01:17:02.840And we believe, you know, the lawsuit that we're filing on Wednesday, we're very confident about this lawsuit.
01:17:11.840If we need to take this to the Supreme Court, we will do so.
01:17:14.700But we are very confident that we can prove that the school board, the superintendent, and other actors within our school system conspired potentially with the private security company and outside political organizations linked to BLM to set up the conditions at that meeting that led to my arrest.
01:17:36.520And we are very confident when we move into discovery, we can depose these individuals and have them testify under oath.
01:17:45.560We're going to shine a light on this entire system.

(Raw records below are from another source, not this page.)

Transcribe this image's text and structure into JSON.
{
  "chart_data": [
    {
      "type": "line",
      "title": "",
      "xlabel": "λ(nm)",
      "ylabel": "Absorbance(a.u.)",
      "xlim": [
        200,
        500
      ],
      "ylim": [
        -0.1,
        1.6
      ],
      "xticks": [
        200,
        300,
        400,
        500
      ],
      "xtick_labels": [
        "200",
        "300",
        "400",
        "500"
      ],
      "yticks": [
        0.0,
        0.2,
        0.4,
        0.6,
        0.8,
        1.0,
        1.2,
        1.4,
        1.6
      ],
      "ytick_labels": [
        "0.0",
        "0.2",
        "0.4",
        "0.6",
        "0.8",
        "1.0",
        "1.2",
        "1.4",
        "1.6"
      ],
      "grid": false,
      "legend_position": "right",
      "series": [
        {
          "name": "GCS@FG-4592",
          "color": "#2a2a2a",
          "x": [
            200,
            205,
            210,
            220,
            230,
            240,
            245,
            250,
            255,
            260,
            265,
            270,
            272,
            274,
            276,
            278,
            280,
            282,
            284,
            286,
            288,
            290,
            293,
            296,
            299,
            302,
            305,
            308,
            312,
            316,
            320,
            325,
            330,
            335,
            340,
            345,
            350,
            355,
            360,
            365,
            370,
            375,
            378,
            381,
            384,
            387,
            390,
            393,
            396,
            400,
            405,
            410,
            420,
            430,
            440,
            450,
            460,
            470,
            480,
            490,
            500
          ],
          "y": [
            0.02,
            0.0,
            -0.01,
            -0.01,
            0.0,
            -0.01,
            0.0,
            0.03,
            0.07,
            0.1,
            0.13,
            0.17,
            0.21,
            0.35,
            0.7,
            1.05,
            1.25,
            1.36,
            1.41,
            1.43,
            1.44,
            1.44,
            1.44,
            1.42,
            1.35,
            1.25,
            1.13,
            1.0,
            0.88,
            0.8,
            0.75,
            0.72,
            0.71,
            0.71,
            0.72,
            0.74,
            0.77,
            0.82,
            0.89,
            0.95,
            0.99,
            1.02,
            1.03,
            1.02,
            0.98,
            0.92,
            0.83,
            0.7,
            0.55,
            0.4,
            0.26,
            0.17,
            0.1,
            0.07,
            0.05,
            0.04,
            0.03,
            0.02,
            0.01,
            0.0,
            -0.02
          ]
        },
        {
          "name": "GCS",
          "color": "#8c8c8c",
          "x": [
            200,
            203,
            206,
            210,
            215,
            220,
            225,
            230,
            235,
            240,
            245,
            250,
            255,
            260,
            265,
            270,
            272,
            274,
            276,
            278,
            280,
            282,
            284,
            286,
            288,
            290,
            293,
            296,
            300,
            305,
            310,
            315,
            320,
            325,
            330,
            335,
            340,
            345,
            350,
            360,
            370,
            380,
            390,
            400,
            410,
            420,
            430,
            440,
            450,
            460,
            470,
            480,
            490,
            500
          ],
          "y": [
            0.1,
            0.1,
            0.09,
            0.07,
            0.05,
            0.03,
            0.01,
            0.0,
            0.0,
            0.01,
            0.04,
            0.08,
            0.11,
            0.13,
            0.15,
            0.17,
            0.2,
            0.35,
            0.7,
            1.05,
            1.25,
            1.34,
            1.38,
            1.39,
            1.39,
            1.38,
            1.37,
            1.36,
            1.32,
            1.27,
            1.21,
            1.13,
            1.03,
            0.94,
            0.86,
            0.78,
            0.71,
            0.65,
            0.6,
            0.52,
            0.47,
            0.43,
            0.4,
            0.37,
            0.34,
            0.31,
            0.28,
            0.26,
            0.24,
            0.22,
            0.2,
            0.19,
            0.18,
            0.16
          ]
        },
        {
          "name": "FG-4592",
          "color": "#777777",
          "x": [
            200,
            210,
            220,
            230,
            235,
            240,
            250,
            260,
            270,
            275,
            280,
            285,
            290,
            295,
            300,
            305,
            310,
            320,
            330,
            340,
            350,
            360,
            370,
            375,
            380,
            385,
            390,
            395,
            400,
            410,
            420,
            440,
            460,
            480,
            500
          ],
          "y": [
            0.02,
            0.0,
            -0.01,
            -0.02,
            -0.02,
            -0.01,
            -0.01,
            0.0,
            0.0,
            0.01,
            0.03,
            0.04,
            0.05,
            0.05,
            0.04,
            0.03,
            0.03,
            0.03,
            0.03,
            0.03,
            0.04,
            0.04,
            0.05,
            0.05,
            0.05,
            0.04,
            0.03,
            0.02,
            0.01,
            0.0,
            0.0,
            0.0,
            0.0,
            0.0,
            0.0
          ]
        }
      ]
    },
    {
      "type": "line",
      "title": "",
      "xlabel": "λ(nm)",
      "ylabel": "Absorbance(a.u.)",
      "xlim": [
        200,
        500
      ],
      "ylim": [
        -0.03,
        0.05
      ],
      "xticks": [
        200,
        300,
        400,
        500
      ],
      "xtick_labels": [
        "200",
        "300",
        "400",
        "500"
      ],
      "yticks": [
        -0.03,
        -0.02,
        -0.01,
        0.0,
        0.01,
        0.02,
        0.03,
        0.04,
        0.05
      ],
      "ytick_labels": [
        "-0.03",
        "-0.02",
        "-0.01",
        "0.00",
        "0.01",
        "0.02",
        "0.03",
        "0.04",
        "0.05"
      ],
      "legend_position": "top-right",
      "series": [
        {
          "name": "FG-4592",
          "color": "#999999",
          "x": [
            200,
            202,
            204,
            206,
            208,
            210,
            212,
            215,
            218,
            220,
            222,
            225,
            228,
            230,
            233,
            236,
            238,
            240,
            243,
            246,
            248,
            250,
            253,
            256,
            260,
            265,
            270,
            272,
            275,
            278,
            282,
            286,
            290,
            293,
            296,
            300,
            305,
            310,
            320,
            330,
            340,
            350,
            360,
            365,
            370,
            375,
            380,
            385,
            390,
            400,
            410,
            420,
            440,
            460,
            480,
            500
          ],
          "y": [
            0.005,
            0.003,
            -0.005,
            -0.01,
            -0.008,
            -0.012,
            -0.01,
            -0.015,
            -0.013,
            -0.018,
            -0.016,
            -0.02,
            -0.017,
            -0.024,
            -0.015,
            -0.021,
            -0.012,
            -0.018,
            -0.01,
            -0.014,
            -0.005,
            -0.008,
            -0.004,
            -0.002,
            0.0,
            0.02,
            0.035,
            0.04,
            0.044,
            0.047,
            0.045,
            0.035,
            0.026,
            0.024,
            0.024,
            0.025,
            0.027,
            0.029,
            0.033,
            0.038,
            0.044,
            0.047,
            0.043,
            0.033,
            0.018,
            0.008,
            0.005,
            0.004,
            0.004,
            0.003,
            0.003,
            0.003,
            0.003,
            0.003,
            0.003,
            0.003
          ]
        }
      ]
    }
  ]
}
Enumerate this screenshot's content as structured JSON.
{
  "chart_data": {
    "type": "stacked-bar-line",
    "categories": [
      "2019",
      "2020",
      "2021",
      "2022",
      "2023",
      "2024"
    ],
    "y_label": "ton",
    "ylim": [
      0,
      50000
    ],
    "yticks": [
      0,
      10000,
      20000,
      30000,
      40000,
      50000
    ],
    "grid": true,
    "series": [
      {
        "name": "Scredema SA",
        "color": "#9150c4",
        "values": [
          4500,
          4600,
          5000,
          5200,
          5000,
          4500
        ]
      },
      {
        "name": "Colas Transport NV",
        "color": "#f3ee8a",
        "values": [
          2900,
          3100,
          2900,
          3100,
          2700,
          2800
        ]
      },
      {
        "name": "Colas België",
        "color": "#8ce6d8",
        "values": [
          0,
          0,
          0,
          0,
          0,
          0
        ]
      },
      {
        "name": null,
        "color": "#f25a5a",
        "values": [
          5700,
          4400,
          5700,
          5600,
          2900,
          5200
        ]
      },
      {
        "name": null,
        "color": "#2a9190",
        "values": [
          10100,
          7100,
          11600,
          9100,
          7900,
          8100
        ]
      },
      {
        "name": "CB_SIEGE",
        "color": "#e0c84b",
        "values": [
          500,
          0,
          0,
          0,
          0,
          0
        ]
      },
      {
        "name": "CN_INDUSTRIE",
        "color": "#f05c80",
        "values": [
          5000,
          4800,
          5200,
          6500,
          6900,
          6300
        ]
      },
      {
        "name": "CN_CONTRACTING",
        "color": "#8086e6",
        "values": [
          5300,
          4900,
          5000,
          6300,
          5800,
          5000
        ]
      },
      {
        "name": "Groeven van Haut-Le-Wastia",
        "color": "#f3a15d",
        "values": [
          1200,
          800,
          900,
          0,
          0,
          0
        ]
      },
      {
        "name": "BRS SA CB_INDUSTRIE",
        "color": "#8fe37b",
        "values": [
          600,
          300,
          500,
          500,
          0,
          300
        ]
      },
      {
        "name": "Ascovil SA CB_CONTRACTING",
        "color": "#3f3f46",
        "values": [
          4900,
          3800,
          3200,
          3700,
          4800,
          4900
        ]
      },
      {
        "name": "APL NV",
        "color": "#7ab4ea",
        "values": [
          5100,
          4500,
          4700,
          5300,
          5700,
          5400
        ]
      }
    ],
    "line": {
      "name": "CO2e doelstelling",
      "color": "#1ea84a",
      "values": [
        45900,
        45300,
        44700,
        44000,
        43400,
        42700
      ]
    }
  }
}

01:17:47.980And we're going to stand up for parents across the country who have been bullied, school boards who have used the police to suppress their voices and to intimidate them into silence, which is what we believe they tried to do on that day.
01:18:02.060In any other world, the audience might be sitting here saying, nah, no, the school board wouldn't use police to silence parents.
01:18:10.940But now we know at the very highest levels of our government, we've had a White House coordinate with an attorney general to accept that these parents speaking out of these meetings may be domestic terrorists and may be the subject of FBI investigations.
01:18:23.900And who pushed them to do that? School boards.
01:18:26.760So, there's no question these school boards don't like dissent.
01:18:29.760They don't like objections to critical race theory, to masking, to vaccines, to, like you point out, this weird, I hate to call it sex ed.